Шаги за спиной послышались совсем близко, и я вдруг вспомнил о том, что мы идем очень медленно. Но у нас на то были свои причины, а почему же эти запоздалые прохожие нас не обгоняют? Заслушались нашим разговором, поняли, что мы обсуждаем сенсационные убийства? Этого еще не хватало!

Я крепче сжал локоть Татьяны и увлек ее к забору, над которым возвышались густые ветки какого-то плодового дерева, свешиваясь прямо на улицу.

– Обнимите меня, – прошептал я ей на ухо. – Давайте сделаем вид, что мы целуемся. Пусть они пройдут мимо.

Она послушно встала рядом и закинула свои полные руки мне на шею. Шаги затихли метрах в трех от нас, я различил в темноте три фигуры, кажется, это были подростки или очень невысокие молодые мужчины. Судя по всему, они и не собирались проходить мимо. Мне стало не по себе.

Я обнял Таню и стал осторожно ее целовать, с удивлением отмечая, что это оказалось очень приятным делом. Кожа у нее была бархатистой, а губы – сладкими, словно она только что съела конфету. Темные фигуры стояли неподвижно. Черт возьми, чего они тут дожидаются? Послушали умные разговоры, а теперь надеются, что мы им покажем половой акт в натуре?

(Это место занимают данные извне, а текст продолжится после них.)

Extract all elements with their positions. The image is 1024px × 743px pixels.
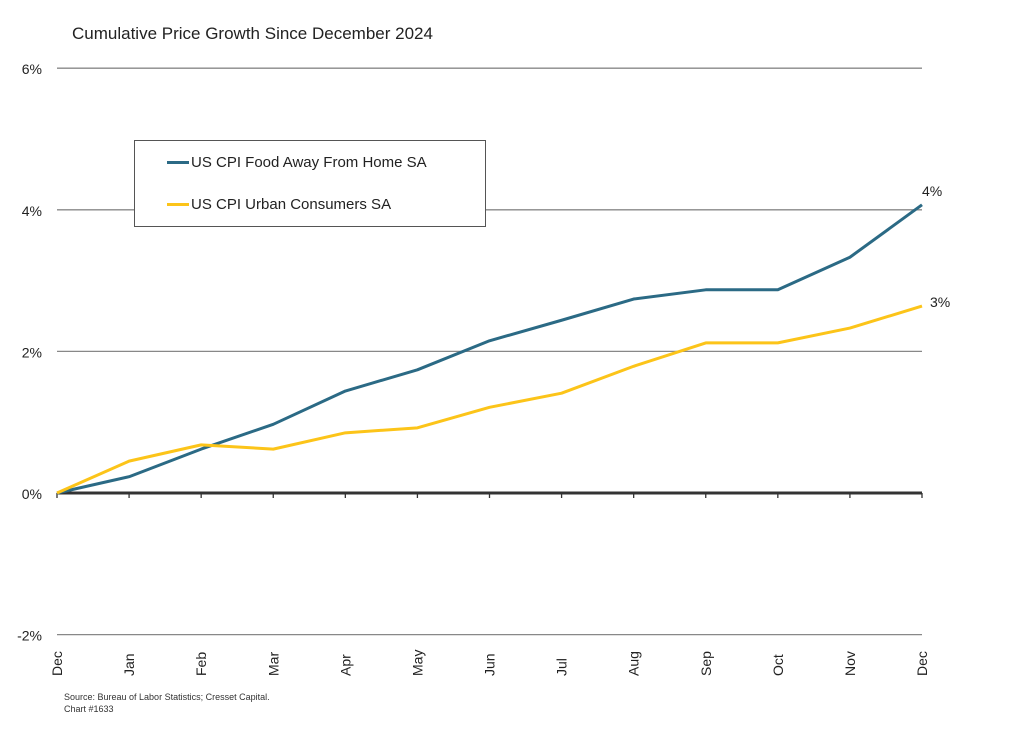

– Мужики, проходите мимо, не смущайте даму, – сказал я, отрываясь от упругих Таниных губ.

В ответ раздалось фырканье, потом парни заржали и демонстративно медленно удалились. Мы постояли обнявшись еще некоторое время, пока их шаги не стихли в конце улицы.

– Вы не сердитесь? – спросил я, снова беря Татьяну под руку и ведя ее к дому номер восемь.

– Это было приятно, – откликнулась она. В темноте я не видел выражения ее лица, но по голосу мне показалось, что она улыбается.